Lanzó una carcajada.
—Es un palacio. Todos los palacios están llenos de hombres, mujeres y niños ambiciosos que se devorarían mutuamente con tal de ascender. En teoría, todos forman parte de la élite, pero trepan unos sobre otros y se comportan con una maldad y una crueldad que dejaría asombrado a cualquier animal. Ese príncipe heredero es un canalla. No es nuestro amigo.
—Le gustaría ver nuestras cabezas egipcias empaladas en las murallas de la ciudad —dije. Y pensé en el extraño levantino que había visto y en su rostro torcido.
Simut decidió quedarse levantado con sus guardias durante parte del turno de noche, de modo que yo regresé a nuestro aposento. Najt, ya dormido, resoplaba suavemente, como un niño. Contemplé su elegante cabeza, que descansaba sobre la base de dormir, y las facciones finas y delicadas de su cara. No supe a ciencia cierta si estaba dormido o no. El viaje me había llevado a comprender que en realidad no conocía a aquel hombre, mi viejo amigo, tan bien como yo creía.

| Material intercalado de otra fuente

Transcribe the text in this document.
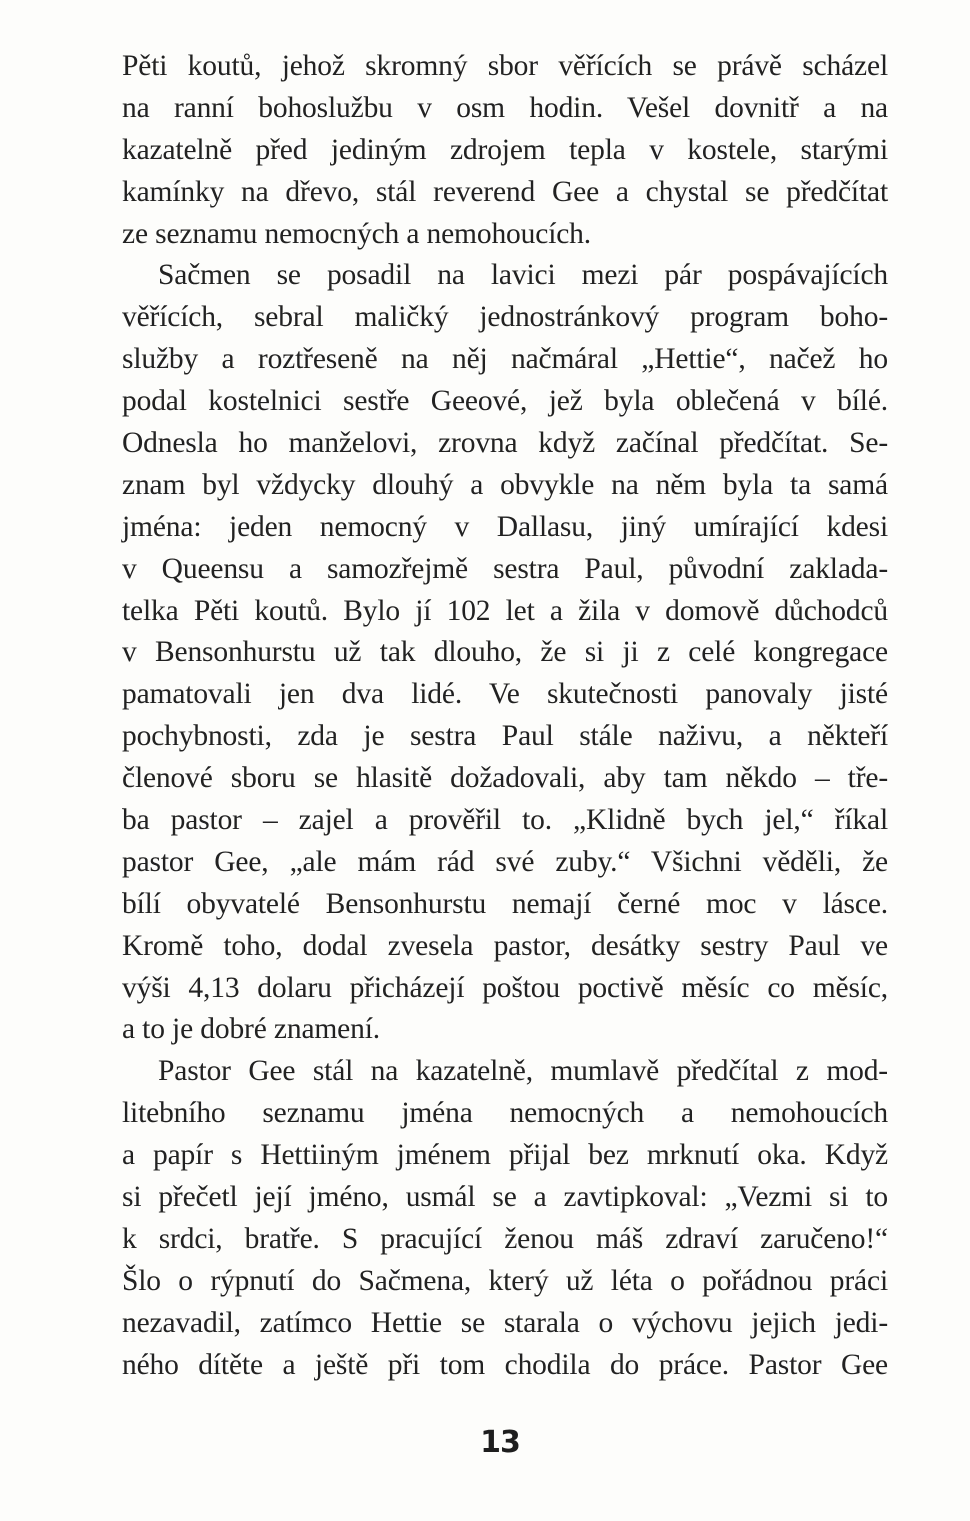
Pěti koutů, jehož skromný sbor věřících se právě scházel
na ranní bohoslužbu v osm hodin. Vešel dovnitř a na
kazatelně před jediným zdrojem tepla v kostele, starými
kamínky na dřevo, stál reverend Gee a chystal se předčítat
ze seznamu nemocných a nemohoucích.
Sačmen se posadil na lavici mezi pár pospávajících
věřících, sebral maličký jednostránkový program boho-
služby a roztřeseně na něj načmáral „Hettie“, načež ho
podal kostelnici sestře Geeové, jež byla oblečená v bílé.
Odnesla ho manželovi, zrovna když začínal předčítat. Se-
znam byl vždycky dlouhý a obvykle na něm byla ta samá
jména: jeden nemocný v Dallasu, jiný umírající kdesi
v Queensu a samozřejmě sestra Paul, původní zaklada-
telka Pěti koutů. Bylo jí 102 let a žila v domově důchodců
v Bensonhurstu už tak dlouho, že si ji z celé kongregace
pamatovali jen dva lidé. Ve skutečnosti panovaly jisté
pochybnosti, zda je sestra Paul stále naživu, a někteří
členové sboru se hlasitě dožadovali, aby tam někdo – tře-
ba pastor – zajel a prověřil to. „Klidně bych jel,“ říkal
pastor Gee, „ale mám rád své zuby.“ Všichni věděli, že
bílí obyvatelé Bensonhurstu nemají černé moc v lásce.
Kromě toho, dodal zvesela pastor, desátky sestry Paul ve
výši 4,13 dolaru přicházejí poštou poctivě měsíc co měsíc,
a to je dobré znamení.
Pastor Gee stál na kazatelně, mumlavě předčítal z mod-
litebního seznamu jména nemocných a nemohoucích
a papír s Hettiiným jménem přijal bez mrknutí oka. Když
si přečetl její jméno, usmál se a zavtipkoval: „Vezmi si to
k srdci, bratře. S pracující ženou máš zdraví zaručeno!“
Šlo o rýpnutí do Sačmena, který už léta o pořádnou práci
nezavadil, zatímco Hettie se starala o výchovu jejich jedi-
ného dítěte a ještě při tom chodila do práce. Pastor Gee
13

Habíamos sido íntimos durante muchos años. Pero nunca estaba seguro de qué sucedía detrás de aquellos ojos de halcón color avellana, cerrados ahora en su sueño. Su rostro era una máscara de serenidad.
Olfateé la jarra de agua, por si contuviera algún veneno. Parecía buena y transparente, de modo que bebí un sorbo. No me mató al instante, en cualquier caso. No tardé en quedarme dormido, y soñé con lugares elevados y nieblas espesas, y con mi familia, que me llamaba desde muy lejos.
Nos obligaron a esperar, y no estábamos solos. En la agobiante antecámara, una multitud de peticionarios, burócratas, oficiales del ejército, mercaderes ricos, magnates y vasallos rurales habían ido a presentar sus respetos y a informar sobre sus territorios. Cada vez que una nueva persona y su séquito aparecían, todo el mundo alzaba la vista para ver si debían levantarse, por respeto, o seguir sentados, por orgullo. Cuando nosotros entramos, nos examinaron y nos miraron con descarado desprecio. Nadie se levantó. El embajador estaba avergonzado, pero Najt se negó a permitir que aquel desaire le ofendiera, ni tampoco el todavía mayor de la larga espera, incluso cuando el sol de la mañana se acercó a su cénit, y el aire crepitaba con el calor del día y el zumbido de los grillos; llevábamos esperando al rey muchas horas, y habíamos visto pasar a casi todos los presentes por delante de nosotros para ser recibidos.
—Esto no es nada —dijo—. A veces, enviados y embajadores se ven obligados a esperar días, incluso semanas, para recibir audiencia. En cuanto a los mensajeros, la mayoría tienen suerte si solo han de esperar un año para que les den una respuesta.